Zhornyak Lyra, Hsieh M Ani, Forgoston Eric
Department of Computer and Information Science, University of Pennsylvania, Philadelphia, Pennsylvania 19104, USA.
Department of Mechanical Engineering and Applied Mechanics, University of Pennsylvania, Philadelphia, Pennsylvania 19104, USA.
Chaos. 2024 May 1;34(5). doi: 10.1063/5.0204714.
The construction of bifurcation diagrams is an essential component of understanding nonlinear dynamical systems. The task can be challenging when one knows the equations of the dynamical system and becomes much more difficult if only the underlying data associated with the system are available. In this work, we present a transformer-based method to directly estimate the bifurcation diagram using only noisy data associated with an arbitrary dynamical system. By splitting a bifurcation diagram into segments at bifurcation points, the transformer is trained to simultaneously predict how many segments are present and to minimize the loss with respect to the predicted position, shape, and asymptotic stability of each predicted segment. The trained model is shown, both quantitatively and qualitatively, to reliably estimate the structure of the bifurcation diagram for arbitrarily generated one- and two-dimensional systems experiencing a codimension-one bifurcation with as few as 30 trajectories. We show that the method is robust to noise in both the state variable and the system parameter.

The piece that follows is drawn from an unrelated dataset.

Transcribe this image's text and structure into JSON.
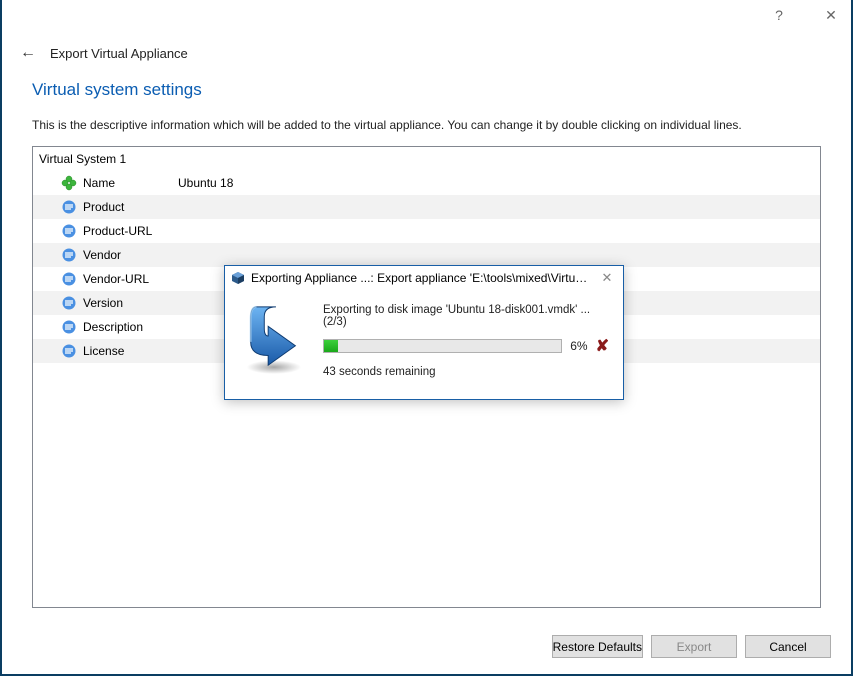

分岔图的构建是理解非线性动力系统的一个重要组成部分。当知道动力系统的方程时,这项任务可能具有挑战性,而如果仅能获取与系统相关的基础数据,则难度会大大增加。在这项工作中,我们提出了一种基于Transformer的方法,该方法仅使用与任意动力系统相关的噪声数据来直接估计分岔图。通过在分岔点将分岔图分割成段,训练Transformer以同时预测存在多少段,并使关于每个预测段的预测位置、形状和渐近稳定性的损失最小化。定量和定性结果均表明,训练好的模型能够可靠地估计任意生成的经历一维余维一分岔的一维和二维系统的分岔图结构,所需轨迹少至30条。我们表明,该方法对状态变量和系统参数中的噪声具有鲁棒性。